Aussi si chaque invité du JT n’hérite pas de la même prestance, les mécaniques de jeu qui accompagnent leurs performances ont quant à elles trop souvent la même saveur. Les manœuvres se répètent et restent bien souvent trop encadrées si vous optez pour l’expérience de base. Not for Broadcast dispose néanmoins d’une palette de niveaux de difficulté et d’une série de défis qui proposeront davantage de challenge.

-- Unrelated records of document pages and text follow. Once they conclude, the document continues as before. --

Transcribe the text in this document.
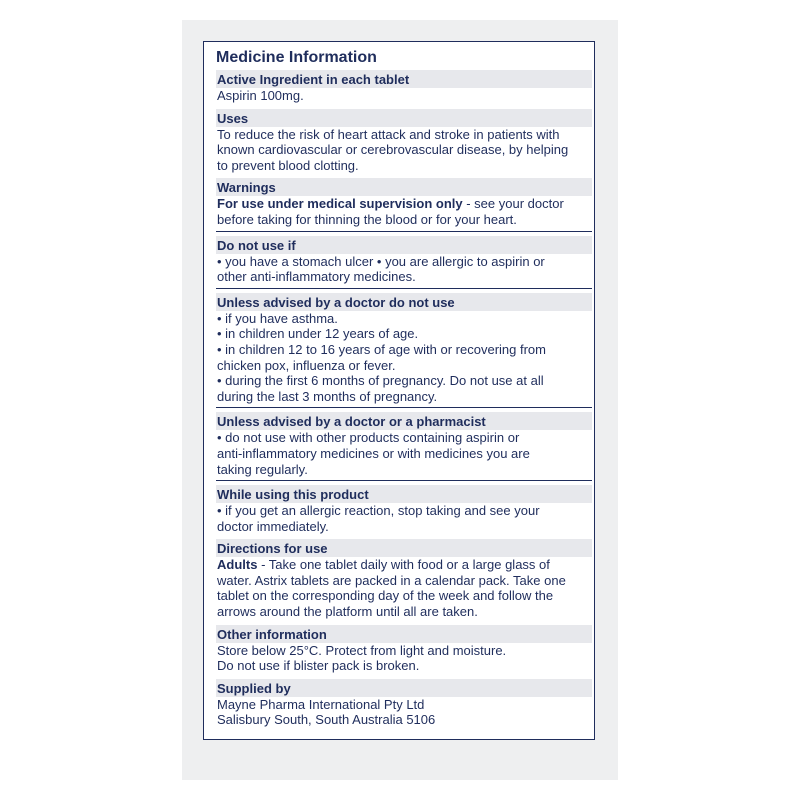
Medicine Information
Active Ingredient in each tablet
Aspirin 100mg.
Uses
To reduce the risk of heart attack and stroke in patients with
known cardiovascular or cerebrovascular disease, by helping
to prevent blood clotting.
Warnings
For use under medical supervision only - see your doctor
before taking for thinning the blood or for your heart.
Do not use if
• you have a stomach ulcer • you are allergic to aspirin or
other anti-inflammatory medicines.
Unless advised by a doctor do not use
• if you have asthma.
• in children under 12 years of age.
• in children 12 to 16 years of age with or recovering from
chicken pox, influenza or fever.
• during the first 6 months of pregnancy. Do not use at all
during the last 3 months of pregnancy.
Unless advised by a doctor or a pharmacist
• do not use with other products containing aspirin or
anti-inflammatory medicines or with medicines you are
taking regularly.
While using this product
• if you get an allergic reaction, stop taking and see your
doctor immediately.
Directions for use
Adults - Take one tablet daily with food or a large glass of
water. Astrix tablets are packed in a calendar pack. Take one
tablet on the corresponding day of the week and follow the
arrows around the platform until all are taken.
Other information
Store below 25°C. Protect from light and moisture.
Do not use if blister pack is broken.
Supplied by
Mayne Pharma International Pty Ltd
Salisbury South, South Australia 5106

Celui-ci repose en partie sur les bases du die & retry : une grosse erreur de réalisation vous oblige à recommencer l’édition dès le début ; une consigne qui vous force habilement à conserver les yeux partout.
Conclusion
Points forts
- Un concept franchement singulier
- Un humour très british
- Des séquences complétement burlesques
- Des acteurs franchement marquants
Points faibles
- Un jeu qui vous prend trop souvent par la main
- Des mécaniques qui manquent de se renouveler vraiment
- Un dernier acte qui tire en longueur
- Une lecture peu confortable pour les non-anglophones
Note de la rédaction
Pour son concept franchement inoubliable et ses séquences complétement absurdes, Not For Broadcast constitue une expérience presque immanquable. Les aficionados d'humour british et de dystopies satiriques seront servis par les prestations aussi convaincantes qu'extravagantes des acteurs. Dommage que notre liberté d'action au sein de la régie du National Nightly News soit aussi encadrée et que nos manœuvres deviennent bien vite trop machinales.